River Wandle & Wandsworth Canal

Earlsfield Station (National Rail)

Guided by Canal Guides

Walk Times

Day Walk Type Start Time End Time
16 June 2024 Tour du Jour 2.30 pm 4.30 pm Summer Reserve Online

John Ruskin nailed it: “there’s no lovelier piece of lowland scenery in South England … than that bordering on the sources of the Wandle.”

Let that sink in

“there’s no lovelier piece of lowland scenery in South England…”

It’s maybe no wonder the loveliest piece of lowland scenery in South England is a roll call of the famous.

Izaak Walton sang its praises in his great classic The Compleat Angler. The great scientists Sir Humphrey Davy called it “the best and clearest stream near London.” Lord Nelson lived in a handsome house on the banks of the river with Emma Hamilton, and fished there when he wasn’t fighting naval battles.

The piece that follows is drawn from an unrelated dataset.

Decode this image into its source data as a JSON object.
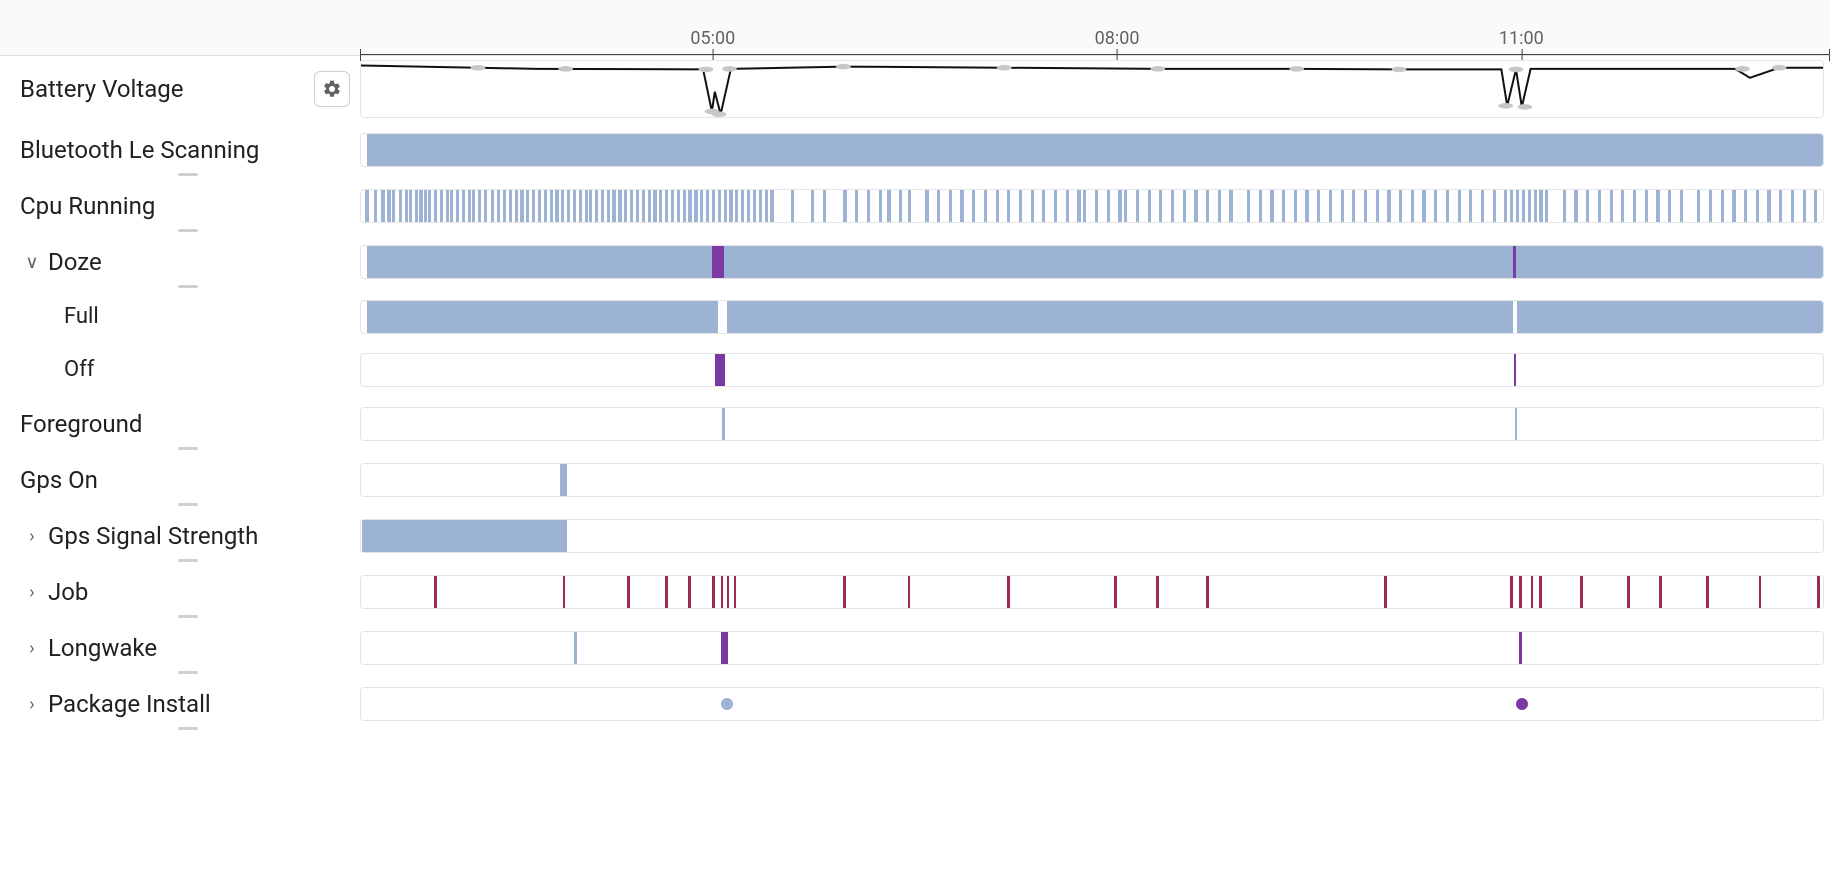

Frederic Halford, known as the father of dry-fly fishing, rented a stretch of the river for several years, where he formulated many of his angling theories.

And it’s not just the fishing – though trout have been seen in the Wandle for hundreds of years.  

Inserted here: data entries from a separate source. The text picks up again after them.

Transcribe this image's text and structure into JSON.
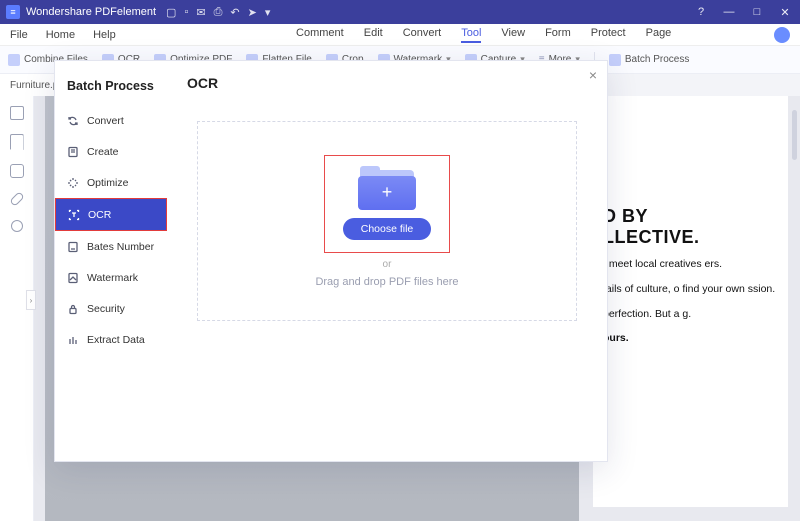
{
  "titlebar": {
    "app_name": "Wondershare PDFelement",
    "quick_icons": [
      "folder-open",
      "file",
      "mail",
      "print",
      "undo",
      "redo",
      "dropdown"
    ],
    "win_buttons": {
      "help": "?",
      "min": "—",
      "max": "□",
      "close": "✕"
    }
  },
  "menubar": {
    "left": [
      "File",
      "Home",
      "Help"
    ],
    "center": [
      "Comment",
      "Edit",
      "Convert",
      "Tool",
      "View",
      "Form",
      "Protect",
      "Page"
    ],
    "active": "Tool"
  },
  "toolbar": {
    "items": [
      "Combine Files",
      "OCR",
      "Optimize PDF",
      "Flatten File",
      "Crop",
      "Watermark",
      "Capture",
      "More"
    ],
    "right_item": "Batch Process"
  },
  "tabs": {
    "open": [
      {
        "label": "Furniture.pdf",
        "close": "×"
      }
    ]
  },
  "left_rail_icons": [
    "page-thumb",
    "bookmark",
    "comment-panel",
    "attachment",
    "search"
  ],
  "document": {
    "heading_line1": "D BY",
    "heading_line2": "LLECTIVE.",
    "p1": ", meet local creatives ers.",
    "p2": "tails of culture, o find your own ssion.",
    "p3": "perfection. But a g.",
    "p4": "ours."
  },
  "modal": {
    "title_side": "Batch Process",
    "title_main": "OCR",
    "close": "×",
    "side_items": [
      {
        "key": "convert",
        "label": "Convert"
      },
      {
        "key": "create",
        "label": "Create"
      },
      {
        "key": "optimize",
        "label": "Optimize"
      },
      {
        "key": "ocr",
        "label": "OCR"
      },
      {
        "key": "bates",
        "label": "Bates Number"
      },
      {
        "key": "watermark",
        "label": "Watermark"
      },
      {
        "key": "security",
        "label": "Security"
      },
      {
        "key": "extract",
        "label": "Extract Data"
      }
    ],
    "active_key": "ocr",
    "dropzone": {
      "button": "Choose file",
      "or": "or",
      "hint": "Drag and drop PDF files here",
      "folder_plus": "+"
    }
  }
}
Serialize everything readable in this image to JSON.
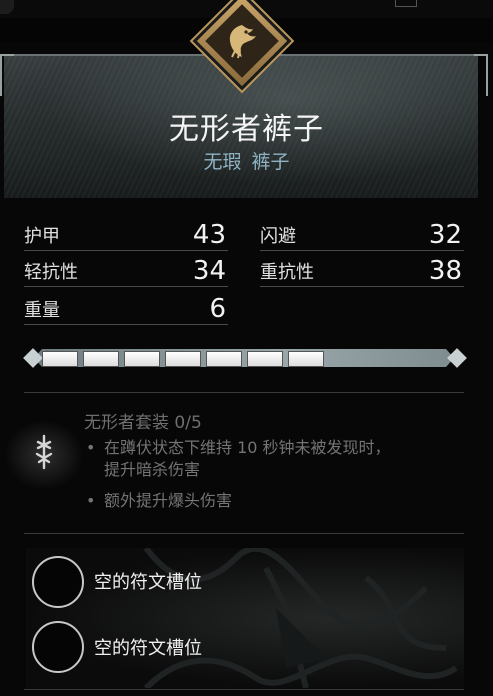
{
  "item": {
    "name": "无形者裤子",
    "subtitle": "无瑕 裤子",
    "emblem_icon": "raven-icon"
  },
  "stats": [
    {
      "label": "护甲",
      "value": "43"
    },
    {
      "label": "闪避",
      "value": "32"
    },
    {
      "label": "轻抗性",
      "value": "34"
    },
    {
      "label": "重抗性",
      "value": "38"
    },
    {
      "label": "重量",
      "value": "6"
    }
  ],
  "upgrade": {
    "filled_segments": 7,
    "level_icon": "upgrade-segment"
  },
  "set_bonus": {
    "title": "无形者套装 0/5",
    "icon": "rune-icon",
    "bullets": [
      {
        "line1": "在蹲伏状态下维持 10 秒钟未被发现时，",
        "line2": "提升暗杀伤害"
      },
      {
        "line1": "额外提升爆头伤害",
        "line2": ""
      }
    ]
  },
  "runes": {
    "slots": [
      {
        "label": "空的符文槽位"
      },
      {
        "label": "空的符文槽位"
      }
    ]
  },
  "colors": {
    "subtitle": "#8fb3c4",
    "emblem_gold": "#c9a56a",
    "set_text": "#747474"
  }
}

With over sixty watermills, in the early nineteenth century the river was described as the “hardest worked river for its size in the World.”

Beer has been brewed at the Ram brewery site since the sixteenth century, making it the oldest continually brewing site in the country. It’s home to London’s oldest independent brewery.

The brewery made use of the River Wandle and the Wandsworth Canal for over a century. The World’s first public railway, the Surrey Iron Railway of 1803, passed beside the brewery.

It started brilliantly – pastorally – and it’s carrying on brilliantly – pastorally. The Wandle Valley Regional Park has kept the 21st-century at bay.

Bottom line: we’re there because the river and its glades – its surroundings – are a great place for a pleasing, picturesque, stimulus-rich walk.